AI apps/benchmark for legaltech
DEMO with huggingface, Jina and European Court of Justice judgmentsThis site contains 113 judgments of the European Court of Justice
from 2019 and 2020 concerning tax issues.
All sentences from judgments have been encoded via BERT model
(bert-base-uncased
provided by
Huggingface's
transformers
library), an example
of a very powerful NLP model that has conquered AI applications.
The infrastructure of the search experience is based on
Jina - a wonderful scalable library to design neural search engines,
based on the newest Deep Learning strategies.
The entire concept - as well as Jina and Huggingface - has a great future in legal tech, because lawyers
need to use a lot of documents, and searching among them is highly challenging...
How does it work?
- Write a phrase / sentence
- Click Enter
- You get the most similar sentence (the lower the score, the better)
Enjoy!...
... and be aware that this is a playground. Sometimes BERT doesn't give proper hits,
but sometimes analogies are pretty impressive, like:
QUERY: that complaint was rejected
RESULTS:
- That request was rejected.
- Its application was rejected, as was the objection that it subsequently lodged.
- That request was rejected.
- That is unfair and unlawful.
- That argument cannot be accepted.
I am aiming to test other approaches (like other transformer architectures), and fine-tune it, in order to prepare an ultimate benchmark of AI solutions for legaltech, so stay tuned and follow me at LinkedIn, Twitter and on my blog at inteliLex.
If you would like to test it on more documents and play with the code,
please clone this
git repository and contribute to it.
Feel free to contact me: artur.tanona@gmail.com.

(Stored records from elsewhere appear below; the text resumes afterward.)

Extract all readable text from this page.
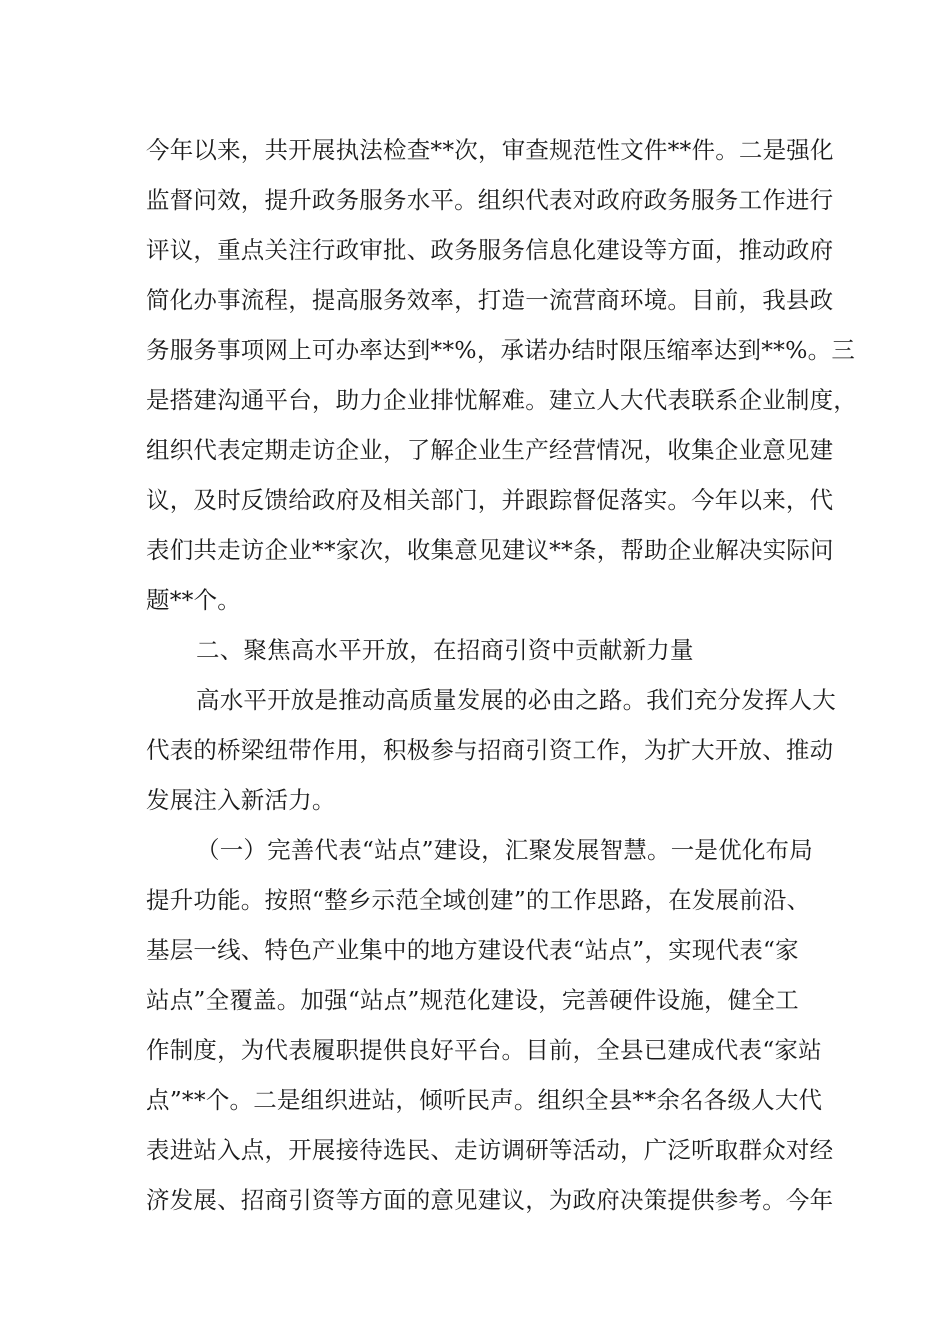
今年以来，共开展执法检查**次，审查规范性文件**件。二是强化
监督问效，提升政务服务水平。组织代表对政府政务服务工作进行
评议，重点关注行政审批、政务服务信息化建设等方面，推动政府
简化办事流程，提高服务效率，打造一流营商环境。目前，我县政
务服务事项网上可办率达到**%，承诺办结时限压缩率达到**%。三
是搭建沟通平台，助力企业排忧解难。建立人大代表联系企业制度，
组织代表定期走访企业，了解企业生产经营情况，收集企业意见建
议，及时反馈给政府及相关部门，并跟踪督促落实。今年以来，代
表们共走访企业**家次，收集意见建议**条，帮助企业解决实际问
题**个。
二、聚焦高水平开放，在招商引资中贡献新力量
高水平开放是推动高质量发展的必由之路。我们充分发挥人大
代表的桥梁纽带作用，积极参与招商引资工作，为扩大开放、推动
发展注入新活力。
（一）完善代表“站点”建设，汇聚发展智慧。一是优化布局
提升功能。按照“整乡示范全域创建”的工作思路，在发展前沿、
基层一线、特色产业集中的地方建设代表“站点”，实现代表“家
站点”全覆盖。加强“站点”规范化建设，完善硬件设施，健全工
作制度，为代表履职提供良好平台。目前，全县已建成代表“家站
点”**个。二是组织进站，倾听民声。组织全县**余名各级人大代
表进站入点，开展接待选民、走访调研等活动，广泛听取群众对经
济发展、招商引资等方面的意见建议，为政府决策提供参考。今年
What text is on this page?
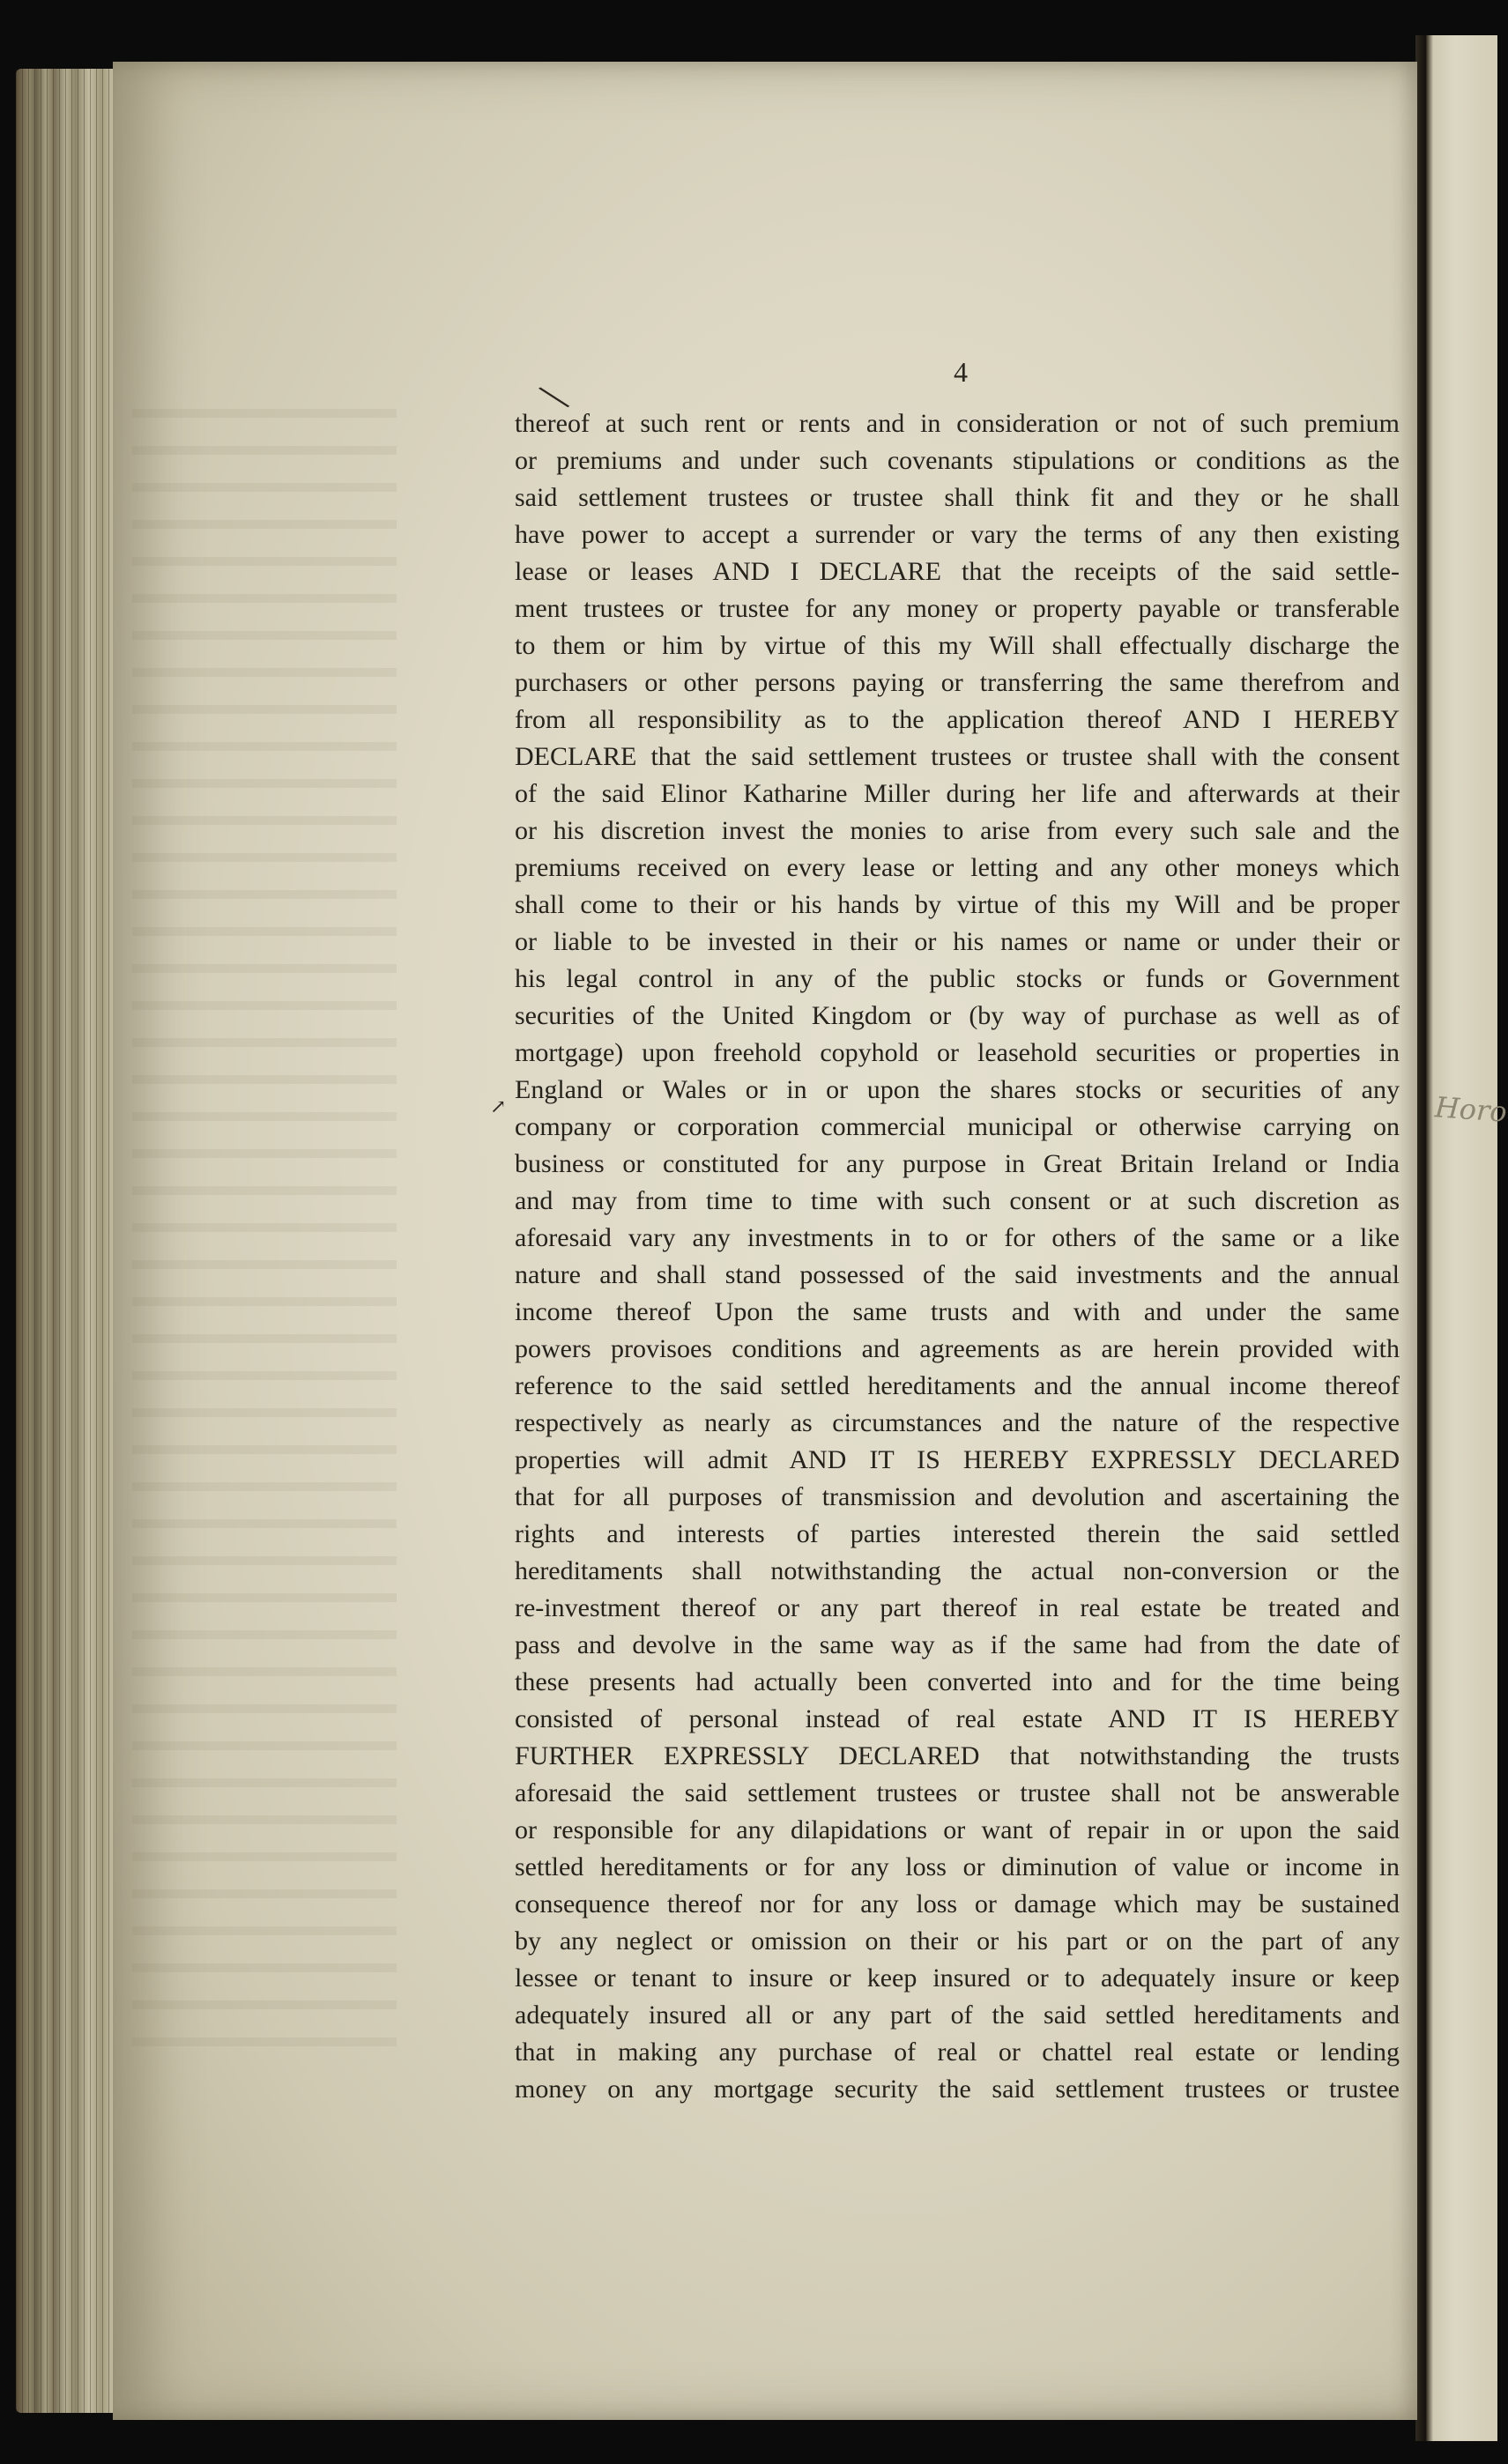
Horo
4
╲
↗
thereof at such rent or rents and in consideration or not of such premium
or premiums and under such covenants stipulations or conditions as the
said settlement trustees or trustee shall think fit and they or he shall
have power to accept a surrender or vary the terms of any then existing
lease or leases AND I DECLARE that the receipts of the said settle-
ment trustees or trustee for any money or property payable or transferable
to them or him by virtue of this my Will shall effectually discharge the
purchasers or other persons paying or transferring the same therefrom and
from all responsibility as to the application thereof AND I HEREBY
DECLARE that the said settlement trustees or trustee shall with the consent
of the said Elinor Katharine Miller during her life and afterwards at their
or his discretion invest the monies to arise from every such sale and the
premiums received on every lease or letting and any other moneys which
shall come to their or his hands by virtue of this my Will and be proper
or liable to be invested in their or his names or name or under their or
his legal control in any of the public stocks or funds or Government
securities of the United Kingdom or (by way of purchase as well as of
mortgage) upon freehold copyhold or leasehold securities or properties in
England or Wales or in or upon the shares stocks or securities of any
company or corporation commercial municipal or otherwise carrying on
business or constituted for any purpose in Great Britain Ireland or India
and may from time to time with such consent or at such discretion as
aforesaid vary any investments in to or for others of the same or a like
nature and shall stand possessed of the said investments and the annual
income thereof Upon the same trusts and with and under the same
powers provisoes conditions and agreements as are herein provided with
reference to the said settled hereditaments and the annual income thereof
respectively as nearly as circumstances and the nature of the respective
properties will admit AND IT IS HEREBY EXPRESSLY DECLARED
that for all purposes of transmission and devolution and ascertaining the
rights and interests of parties interested therein the said settled
hereditaments shall notwithstanding the actual non-conversion or the
re-investment thereof or any part thereof in real estate be treated and
pass and devolve in the same way as if the same had from the date of
these presents had actually been converted into and for the time being
consisted of personal instead of real estate AND IT IS HEREBY
FURTHER EXPRESSLY DECLARED that notwithstanding the trusts
aforesaid the said settlement trustees or trustee shall not be answerable
or responsible for any dilapidations or want of repair in or upon the said
settled hereditaments or for any loss or diminution of value or income in
consequence thereof nor for any loss or damage which may be sustained
by any neglect or omission on their or his part or on the part of any
lessee or tenant to insure or keep insured or to adequately insure or keep
adequately insured all or any part of the said settled hereditaments and
that in making any purchase of real or chattel real estate or lending
money on any mortgage security the said settlement trustees or trustee
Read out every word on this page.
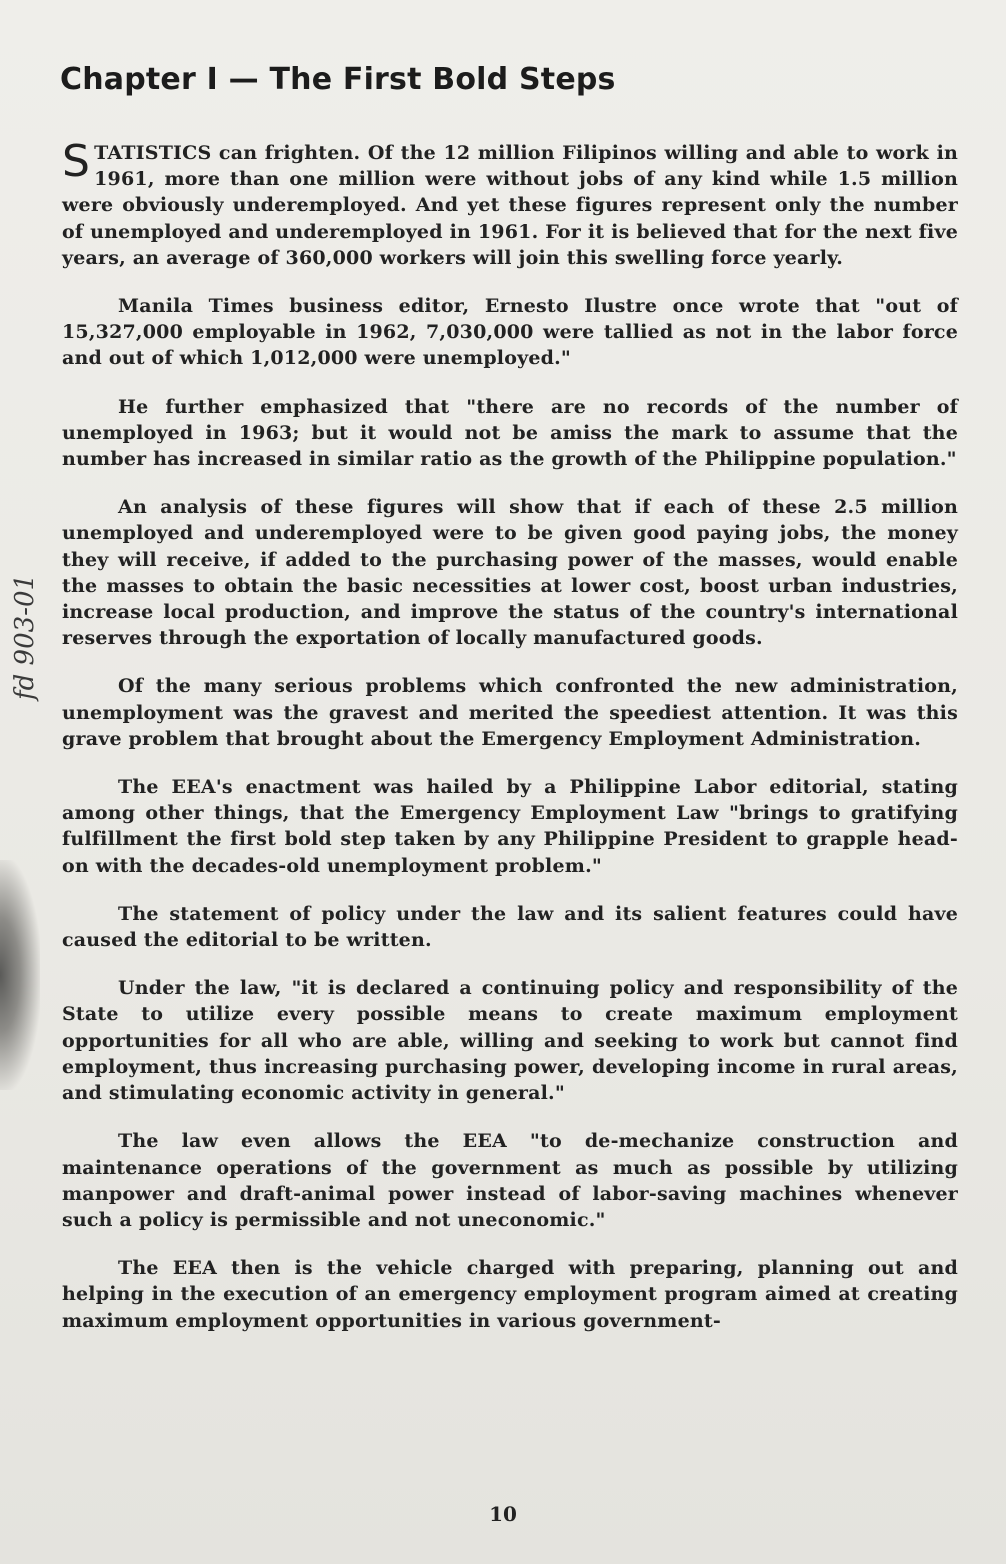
Chapter I — The First Bold Steps
fd 903-01

STATISTICS can frighten. Of the 12 million Filipinos willing and able to work in 1961, more than one million were without jobs of any kind while 1.5 million were obviously underemployed. And yet these figures represent only the number of unemployed and underemployed in 1961. For it is believed that for the next five years, an average of 360,000 workers will join this swelling force yearly.

Manila Times business editor, Ernesto Ilustre once wrote that "out of 15,327,000 employable in 1962, 7,030,000 were tallied as not in the labor force and out of which 1,012,000 were unemployed."

He further emphasized that "there are no records of the number of unemployed in 1963; but it would not be amiss the mark to assume that the number has increased in similar ratio as the growth of the Philippine population."

An analysis of these figures will show that if each of these 2.5 million unemployed and underemployed were to be given good paying jobs, the money they will receive, if added to the purchasing power of the masses, would enable the masses to obtain the basic necessities at lower cost, boost urban industries, increase local production, and improve the status of the country's international reserves through the exportation of locally manufactured goods.

Of the many serious problems which confronted the new administration, unemployment was the gravest and merited the speediest attention. It was this grave problem that brought about the Emergency Employment Administration.

The EEA's enactment was hailed by a Philippine Labor editorial, stating among other things, that the Emergency Employment Law "brings to gratifying fulfillment the first bold step taken by any Philippine President to grapple head-on with the decades-old unemployment problem."

The statement of policy under the law and its salient features could have caused the editorial to be written.

Under the law, "it is declared a continuing policy and responsibility of the State to utilize every possible means to create maximum employment opportunities for all who are able, willing and seeking to work but cannot find employment, thus increasing purchasing power, developing income in rural areas, and stimulating economic activity in general."

The law even allows the EEA "to de-mechanize construction and maintenance operations of the government as much as possible by utilizing manpower and draft-animal power instead of labor-saving machines whenever such a policy is permissible and not uneconomic."

The EEA then is the vehicle charged with preparing, planning out and helping in the execution of an emergency employment program aimed at creating maximum employment opportunities in various government-

10
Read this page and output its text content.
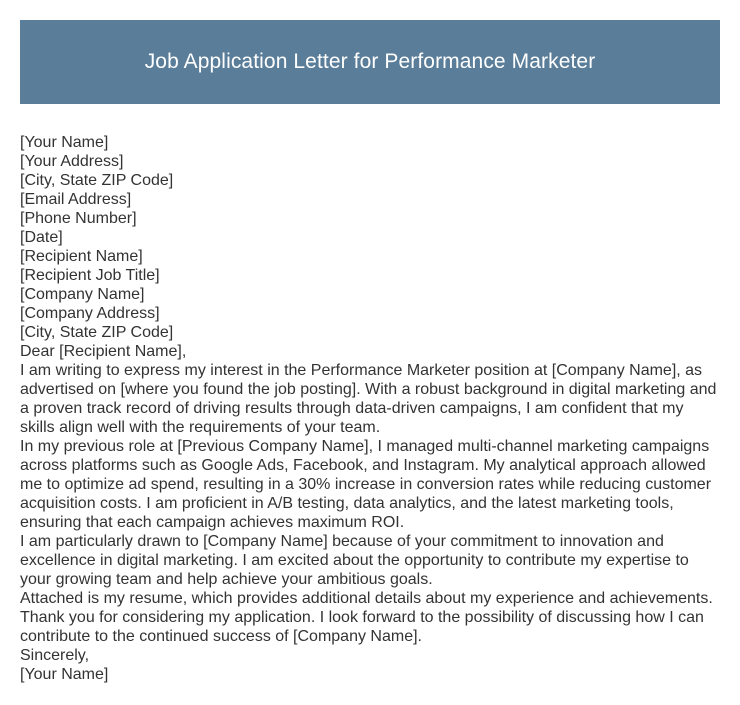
Job Application Letter for Performance Marketer
[Your Name]
[Your Address]
[City, State ZIP Code]
[Email Address]
[Phone Number]
[Date]
[Recipient Name]
[Recipient Job Title]
[Company Name]
[Company Address]
[City, State ZIP Code]
Dear [Recipient Name],
I am writing to express my interest in the Performance Marketer position at [Company Name], as
advertised on [where you found the job posting]. With a robust background in digital marketing and
a proven track record of driving results through data-driven campaigns, I am confident that my
skills align well with the requirements of your team.
In my previous role at [Previous Company Name], I managed multi-channel marketing campaigns
across platforms such as Google Ads, Facebook, and Instagram. My analytical approach allowed
me to optimize ad spend, resulting in a 30% increase in conversion rates while reducing customer
acquisition costs. I am proficient in A/B testing, data analytics, and the latest marketing tools,
ensuring that each campaign achieves maximum ROI.
I am particularly drawn to [Company Name] because of your commitment to innovation and
excellence in digital marketing. I am excited about the opportunity to contribute my expertise to
your growing team and help achieve your ambitious goals.
Attached is my resume, which provides additional details about my experience and achievements.
Thank you for considering my application. I look forward to the possibility of discussing how I can
contribute to the continued success of [Company Name].
Sincerely,
[Your Name]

Below please find how to launch it on Ubuntu. If you are working on (for example) Windows 10 you need to have a Docker engine running and you can skip to the last part "Run on Docker"
Upload documents in *.txt
format to search_engine/data
and frontendApp/src/assets
.
export JINA_PORT=56798
export JINA_PARALLEL=1
export JINA_SHARDS=1
export CLIENT_PORT=80
export JINA_WORKSPACE=test_index
export JINA_MAX_DOCS=100
export JINA_PORT=65481
And put them in the .env/.env
file:
JINA_PORT=56798
JINA_PARALLEL=1
JINA_SHARDS=1
CLIENT_PORT=80
JINA_WORKSPACE=test_index
JINA_MAX_DOCS=100
JINA_PORT=65481
Create virtual environment and source it. Then, in the search_engine
directory:
cd search_engine
pip install -r requirements.txt
python app.py -t index
cd ..
sudo docker-compose up
(If you are in Google Cloud, please, update environment.prod.ts file with your host and add firewall rules)
And you can open the website on http://localhost:4200
Demo does not include PolTaxBERT and StateAid Bert - they will be included soon.